Mexico is a poor country, you say? It might surprise readers to know that Mexico has an economy about that of South Korea, hardly a "poor" country. While South Koreans are twice as productive as Mexicans, and presumably might be expected to enjoy twice the standard of living, that doesn't explain the differences in behavior of these two countries' people.
Why are South Koreans not leaving home to travel vast distances to a foreign country where they don't speak the language, to work endlessly at low-wage jobs, while Mexicans are? The answer, I suspect, has to do with the distribution of wealth in these two countries. One is equitable; the other isn't.
It is a common rule of physics that things go from where there exists a bounty to where there is scarcity. For example, heat flows from an object that's hot to one that's cold and not vice versa.

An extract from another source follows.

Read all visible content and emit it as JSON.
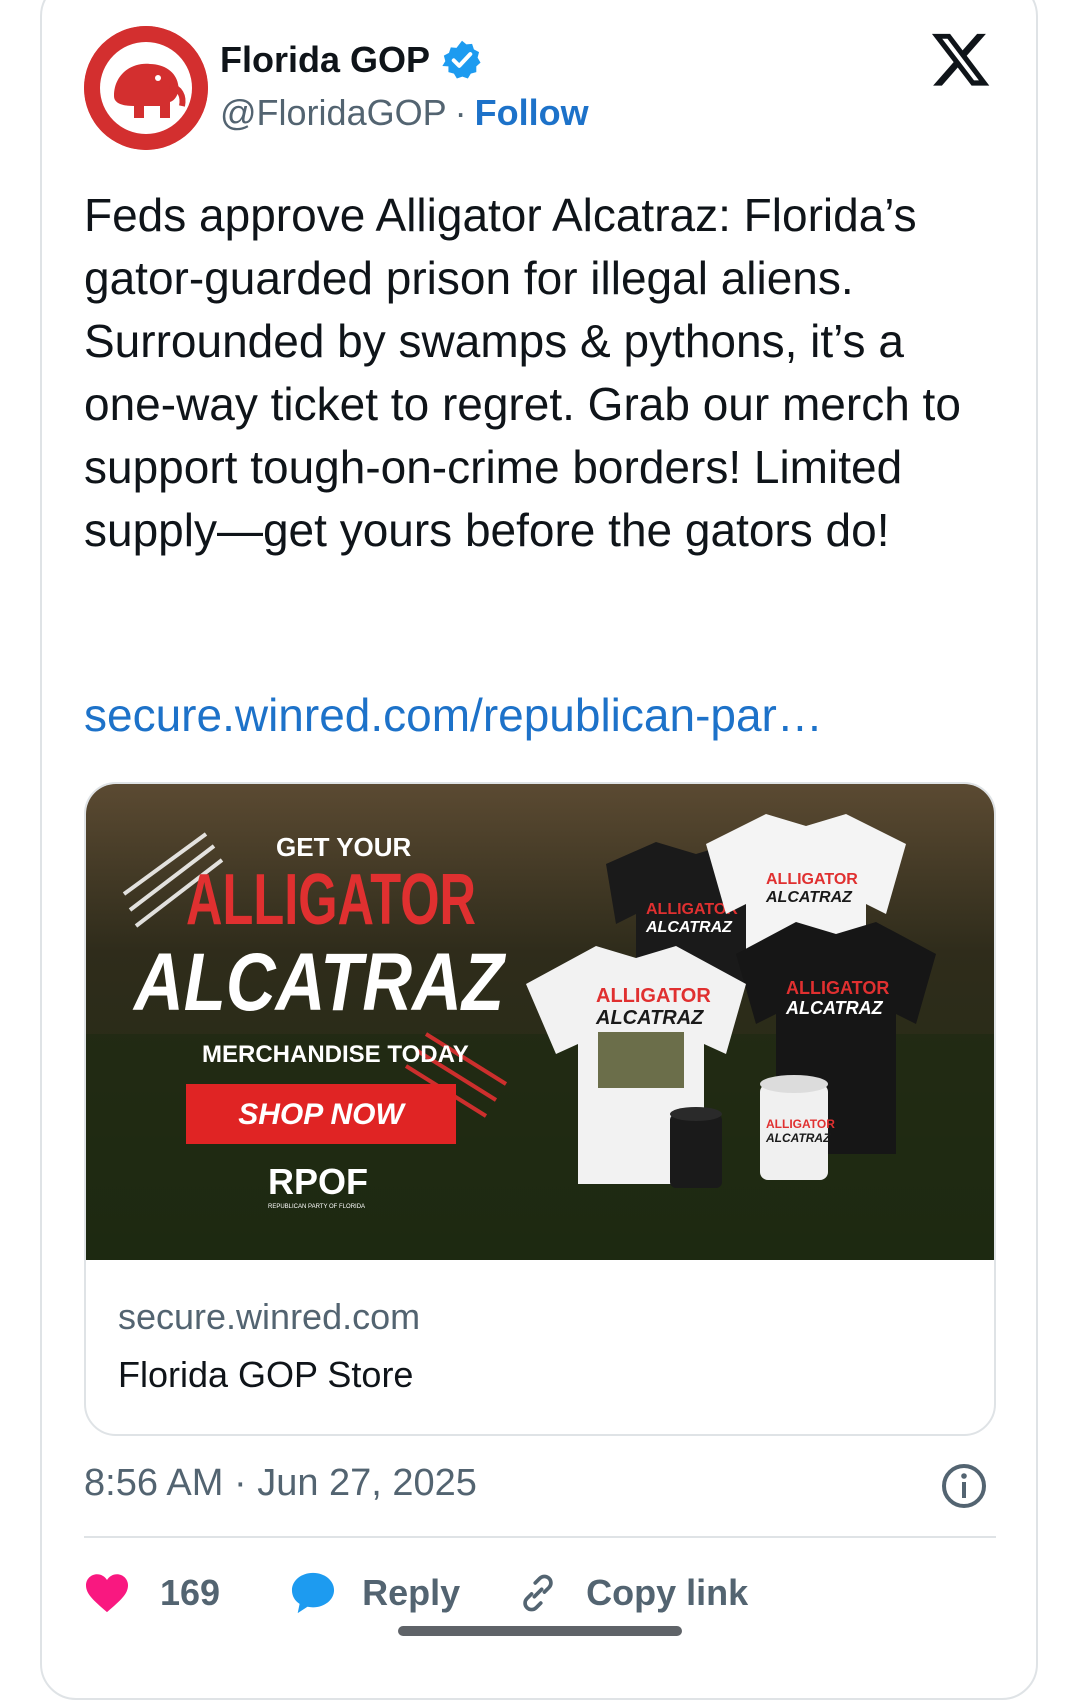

Yet in a socioeconomic sense, that is exactly what happens in countries like Mexico; wealth goes from where it is scarce to where it is plentiful, and hence we have to absorb the scarcity.
It is time for the U.S. to adopt a policy of leaning on Mexico and countries like it to change that distribution formula to a more equitable one. You cannot build a wall around socioeconomic inequity. They tried that in Berlin, and we all know what happened there.
And of the expatriate American who lives in Mexico and writes op-eds that are often critical of the U.S., I ask this: Perhaps he could write one explaining exactly how Mexico's system of economic redistribution works, and why it's so vastly superior to that of the United States.